This series of patches fixes problems discovered in libxl migration.
The first patch fixes an issue that went undetected while testing the
initial implementation of migration. Receiving migration data occurs
in the context of an event loop callback, effectively blocking the
event loop during the entire migration process. The patch moves the
work of receiving migration data to a thread.
Interestingly, this issue manifested in a failed migration due to failed
keepalives, which would kill virsh's connection to dst host. The dst host
failed to respond to keepalives since its event loop was blocked on
receiving migration data. Ultimately the migration perform phase would
succeed leaving a running domain on dst. However, the subsequent finish
phase would fail since virsh's connection to dst had been killed by the
keepalive failure. Since finish failed, the confirm phase would resume
the domain on src. Yikes! Same domain running on two different hosts :(.

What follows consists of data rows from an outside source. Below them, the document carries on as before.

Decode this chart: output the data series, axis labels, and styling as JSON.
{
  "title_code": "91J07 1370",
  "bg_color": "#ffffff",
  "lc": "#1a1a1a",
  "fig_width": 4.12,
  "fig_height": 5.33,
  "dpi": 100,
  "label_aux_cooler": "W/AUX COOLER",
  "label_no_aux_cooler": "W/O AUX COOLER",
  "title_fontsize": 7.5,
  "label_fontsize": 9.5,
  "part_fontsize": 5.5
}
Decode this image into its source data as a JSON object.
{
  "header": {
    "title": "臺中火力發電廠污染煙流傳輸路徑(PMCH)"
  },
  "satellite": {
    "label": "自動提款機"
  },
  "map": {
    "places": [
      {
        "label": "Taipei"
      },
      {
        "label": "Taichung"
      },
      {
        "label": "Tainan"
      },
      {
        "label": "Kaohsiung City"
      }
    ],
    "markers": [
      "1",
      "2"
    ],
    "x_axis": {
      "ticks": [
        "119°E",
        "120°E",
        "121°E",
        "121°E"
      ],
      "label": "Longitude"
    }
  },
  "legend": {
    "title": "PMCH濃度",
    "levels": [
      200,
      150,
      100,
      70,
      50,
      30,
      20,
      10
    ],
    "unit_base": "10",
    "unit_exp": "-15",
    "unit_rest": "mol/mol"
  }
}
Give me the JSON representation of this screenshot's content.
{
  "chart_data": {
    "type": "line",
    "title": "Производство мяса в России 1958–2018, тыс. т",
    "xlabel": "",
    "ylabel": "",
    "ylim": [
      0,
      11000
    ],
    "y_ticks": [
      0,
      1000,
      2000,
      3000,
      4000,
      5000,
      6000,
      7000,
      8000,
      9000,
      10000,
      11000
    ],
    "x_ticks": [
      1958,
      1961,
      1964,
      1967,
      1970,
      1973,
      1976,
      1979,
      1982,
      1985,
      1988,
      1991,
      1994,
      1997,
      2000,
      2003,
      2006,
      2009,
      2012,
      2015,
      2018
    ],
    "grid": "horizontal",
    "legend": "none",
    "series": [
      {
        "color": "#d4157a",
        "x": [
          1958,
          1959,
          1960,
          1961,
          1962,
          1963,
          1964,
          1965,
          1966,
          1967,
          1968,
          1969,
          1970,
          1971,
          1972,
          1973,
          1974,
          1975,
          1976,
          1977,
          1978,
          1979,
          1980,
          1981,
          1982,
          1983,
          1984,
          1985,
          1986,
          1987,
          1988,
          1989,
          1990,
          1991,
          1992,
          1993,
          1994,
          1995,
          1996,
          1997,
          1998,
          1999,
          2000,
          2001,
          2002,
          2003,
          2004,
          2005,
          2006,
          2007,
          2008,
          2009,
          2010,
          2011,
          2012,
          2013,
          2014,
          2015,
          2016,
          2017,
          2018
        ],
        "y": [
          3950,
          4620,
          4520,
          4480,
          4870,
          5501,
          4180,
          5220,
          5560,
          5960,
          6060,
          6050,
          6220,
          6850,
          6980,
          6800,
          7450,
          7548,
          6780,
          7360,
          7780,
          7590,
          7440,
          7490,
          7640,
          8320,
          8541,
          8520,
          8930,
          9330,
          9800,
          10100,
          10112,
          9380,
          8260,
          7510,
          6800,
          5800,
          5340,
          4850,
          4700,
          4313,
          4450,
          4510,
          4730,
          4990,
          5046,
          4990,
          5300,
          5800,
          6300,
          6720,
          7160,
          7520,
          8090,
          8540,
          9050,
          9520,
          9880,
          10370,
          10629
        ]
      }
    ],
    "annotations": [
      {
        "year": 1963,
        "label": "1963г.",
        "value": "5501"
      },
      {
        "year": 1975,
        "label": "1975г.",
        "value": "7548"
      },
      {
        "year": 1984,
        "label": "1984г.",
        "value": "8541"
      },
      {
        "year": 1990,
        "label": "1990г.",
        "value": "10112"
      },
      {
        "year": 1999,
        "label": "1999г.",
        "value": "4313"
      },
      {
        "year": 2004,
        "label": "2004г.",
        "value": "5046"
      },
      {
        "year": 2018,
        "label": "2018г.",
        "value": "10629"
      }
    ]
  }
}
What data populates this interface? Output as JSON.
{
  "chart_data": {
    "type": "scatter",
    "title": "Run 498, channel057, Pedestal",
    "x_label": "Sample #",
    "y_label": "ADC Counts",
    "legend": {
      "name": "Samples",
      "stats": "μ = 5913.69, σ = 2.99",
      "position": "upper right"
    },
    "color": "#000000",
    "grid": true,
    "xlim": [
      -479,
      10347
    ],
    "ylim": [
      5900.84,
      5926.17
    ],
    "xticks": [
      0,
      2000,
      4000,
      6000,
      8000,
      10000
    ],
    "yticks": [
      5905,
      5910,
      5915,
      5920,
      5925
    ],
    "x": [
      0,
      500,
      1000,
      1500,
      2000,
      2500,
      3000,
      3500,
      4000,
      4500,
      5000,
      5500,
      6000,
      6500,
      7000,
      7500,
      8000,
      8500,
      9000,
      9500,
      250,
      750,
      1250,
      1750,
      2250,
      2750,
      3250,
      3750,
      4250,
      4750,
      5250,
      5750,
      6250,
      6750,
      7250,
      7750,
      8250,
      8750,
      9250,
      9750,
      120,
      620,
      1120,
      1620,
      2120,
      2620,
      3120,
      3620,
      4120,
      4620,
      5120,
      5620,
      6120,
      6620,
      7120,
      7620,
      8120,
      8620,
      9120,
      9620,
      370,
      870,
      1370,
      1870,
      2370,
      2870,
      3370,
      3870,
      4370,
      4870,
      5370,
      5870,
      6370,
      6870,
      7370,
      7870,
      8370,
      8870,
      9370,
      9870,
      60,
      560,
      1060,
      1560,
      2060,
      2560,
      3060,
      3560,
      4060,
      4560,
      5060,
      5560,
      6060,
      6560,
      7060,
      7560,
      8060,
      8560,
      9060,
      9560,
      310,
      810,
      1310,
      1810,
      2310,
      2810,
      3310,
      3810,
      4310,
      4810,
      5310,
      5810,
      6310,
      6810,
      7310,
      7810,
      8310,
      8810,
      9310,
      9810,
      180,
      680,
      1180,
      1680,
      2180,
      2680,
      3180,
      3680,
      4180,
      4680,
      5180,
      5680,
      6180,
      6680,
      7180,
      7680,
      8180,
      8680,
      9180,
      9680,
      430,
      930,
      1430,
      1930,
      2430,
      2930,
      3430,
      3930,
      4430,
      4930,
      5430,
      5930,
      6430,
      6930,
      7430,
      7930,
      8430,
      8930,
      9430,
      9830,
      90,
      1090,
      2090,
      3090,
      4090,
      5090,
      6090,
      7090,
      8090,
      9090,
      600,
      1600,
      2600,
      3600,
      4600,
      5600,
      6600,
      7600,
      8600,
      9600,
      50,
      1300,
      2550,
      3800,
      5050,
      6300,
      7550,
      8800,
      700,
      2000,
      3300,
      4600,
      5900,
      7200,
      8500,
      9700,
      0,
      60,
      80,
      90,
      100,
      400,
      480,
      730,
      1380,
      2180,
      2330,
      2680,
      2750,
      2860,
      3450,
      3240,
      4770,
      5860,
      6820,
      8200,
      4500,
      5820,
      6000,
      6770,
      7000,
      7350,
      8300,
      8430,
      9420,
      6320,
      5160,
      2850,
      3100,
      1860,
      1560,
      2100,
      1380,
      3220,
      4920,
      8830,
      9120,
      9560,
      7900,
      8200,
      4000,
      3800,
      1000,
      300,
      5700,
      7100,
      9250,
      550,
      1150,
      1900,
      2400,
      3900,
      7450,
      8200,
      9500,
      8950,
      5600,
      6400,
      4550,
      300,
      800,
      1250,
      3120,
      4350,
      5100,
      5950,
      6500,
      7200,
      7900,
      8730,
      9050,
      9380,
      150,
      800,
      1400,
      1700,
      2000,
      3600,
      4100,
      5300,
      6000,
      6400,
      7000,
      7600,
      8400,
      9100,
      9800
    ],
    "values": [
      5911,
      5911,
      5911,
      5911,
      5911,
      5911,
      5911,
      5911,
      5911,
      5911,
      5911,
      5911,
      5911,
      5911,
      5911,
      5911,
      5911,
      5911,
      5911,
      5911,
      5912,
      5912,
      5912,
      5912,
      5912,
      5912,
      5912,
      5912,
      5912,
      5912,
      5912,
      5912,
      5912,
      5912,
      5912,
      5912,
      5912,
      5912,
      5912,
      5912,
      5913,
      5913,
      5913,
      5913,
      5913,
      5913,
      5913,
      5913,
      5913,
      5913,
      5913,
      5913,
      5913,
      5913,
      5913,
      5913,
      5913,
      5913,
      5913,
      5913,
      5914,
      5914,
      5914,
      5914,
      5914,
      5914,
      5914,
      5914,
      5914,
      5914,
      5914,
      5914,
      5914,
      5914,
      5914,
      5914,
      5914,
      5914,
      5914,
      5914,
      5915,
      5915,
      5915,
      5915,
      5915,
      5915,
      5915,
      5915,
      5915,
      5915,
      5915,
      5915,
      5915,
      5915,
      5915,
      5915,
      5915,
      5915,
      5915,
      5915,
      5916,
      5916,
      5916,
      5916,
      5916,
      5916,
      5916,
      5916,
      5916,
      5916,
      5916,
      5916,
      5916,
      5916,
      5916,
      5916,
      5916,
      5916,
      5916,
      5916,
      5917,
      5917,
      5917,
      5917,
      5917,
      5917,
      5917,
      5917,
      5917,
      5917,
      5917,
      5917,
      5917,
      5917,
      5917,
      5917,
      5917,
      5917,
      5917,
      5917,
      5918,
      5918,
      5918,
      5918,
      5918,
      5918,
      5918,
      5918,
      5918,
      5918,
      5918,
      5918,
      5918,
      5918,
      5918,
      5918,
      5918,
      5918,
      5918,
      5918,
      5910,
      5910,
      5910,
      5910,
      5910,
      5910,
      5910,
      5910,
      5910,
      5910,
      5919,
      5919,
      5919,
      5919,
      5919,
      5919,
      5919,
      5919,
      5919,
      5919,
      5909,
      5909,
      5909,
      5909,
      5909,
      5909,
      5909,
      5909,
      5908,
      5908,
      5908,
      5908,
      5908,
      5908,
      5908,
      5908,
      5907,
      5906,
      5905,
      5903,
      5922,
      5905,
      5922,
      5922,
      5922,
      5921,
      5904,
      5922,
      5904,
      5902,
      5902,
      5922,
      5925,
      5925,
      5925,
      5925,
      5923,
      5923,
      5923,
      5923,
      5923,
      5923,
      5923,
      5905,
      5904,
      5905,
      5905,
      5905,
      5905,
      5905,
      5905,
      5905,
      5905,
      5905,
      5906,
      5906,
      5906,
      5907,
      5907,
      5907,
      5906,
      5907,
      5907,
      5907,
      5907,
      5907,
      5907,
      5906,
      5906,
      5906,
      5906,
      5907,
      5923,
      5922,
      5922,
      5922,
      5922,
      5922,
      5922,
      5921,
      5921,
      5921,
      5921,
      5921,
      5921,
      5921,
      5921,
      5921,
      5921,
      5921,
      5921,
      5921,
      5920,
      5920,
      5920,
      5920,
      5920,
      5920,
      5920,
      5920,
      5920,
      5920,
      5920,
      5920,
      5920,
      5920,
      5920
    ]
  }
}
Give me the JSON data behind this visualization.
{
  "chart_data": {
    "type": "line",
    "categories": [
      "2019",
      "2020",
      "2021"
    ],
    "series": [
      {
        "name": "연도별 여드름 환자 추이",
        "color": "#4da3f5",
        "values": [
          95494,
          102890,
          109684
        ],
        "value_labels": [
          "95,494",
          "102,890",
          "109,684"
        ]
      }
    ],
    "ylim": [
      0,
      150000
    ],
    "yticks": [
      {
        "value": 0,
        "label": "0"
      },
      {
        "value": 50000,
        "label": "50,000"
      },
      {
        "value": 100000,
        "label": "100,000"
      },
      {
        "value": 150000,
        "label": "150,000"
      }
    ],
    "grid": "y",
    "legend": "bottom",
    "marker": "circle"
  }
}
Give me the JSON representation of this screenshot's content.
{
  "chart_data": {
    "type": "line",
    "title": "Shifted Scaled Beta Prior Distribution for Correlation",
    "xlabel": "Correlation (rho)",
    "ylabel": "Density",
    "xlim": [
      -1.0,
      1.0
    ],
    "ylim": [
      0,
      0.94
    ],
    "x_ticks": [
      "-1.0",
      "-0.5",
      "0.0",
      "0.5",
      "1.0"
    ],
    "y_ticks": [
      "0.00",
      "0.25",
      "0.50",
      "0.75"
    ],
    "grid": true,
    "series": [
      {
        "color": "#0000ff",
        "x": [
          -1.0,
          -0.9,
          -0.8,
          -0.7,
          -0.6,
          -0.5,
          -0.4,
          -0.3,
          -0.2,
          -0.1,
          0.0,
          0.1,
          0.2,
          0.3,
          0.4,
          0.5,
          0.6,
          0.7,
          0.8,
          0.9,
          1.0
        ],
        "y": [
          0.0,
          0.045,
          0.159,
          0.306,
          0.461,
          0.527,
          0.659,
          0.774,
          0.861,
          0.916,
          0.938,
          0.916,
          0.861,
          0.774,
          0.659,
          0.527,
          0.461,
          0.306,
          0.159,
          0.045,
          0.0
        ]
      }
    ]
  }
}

Patches 2 and 3 improve handling of errors in the event the perform or
finish phases of migration fail. See the individual patches for details.
Jim Fehlig (3):
libxl: Receive migration data in a thread
libxl: start domain paused on migration dst
libxl: destroy domain in migration finish phase on failure
src/libxl/libxl_migration.c | 75 ++++++++++++++++++++++++++++++---------------
1 file changed, 51 insertions(+), 24 deletions(-)
--
1.8.4.5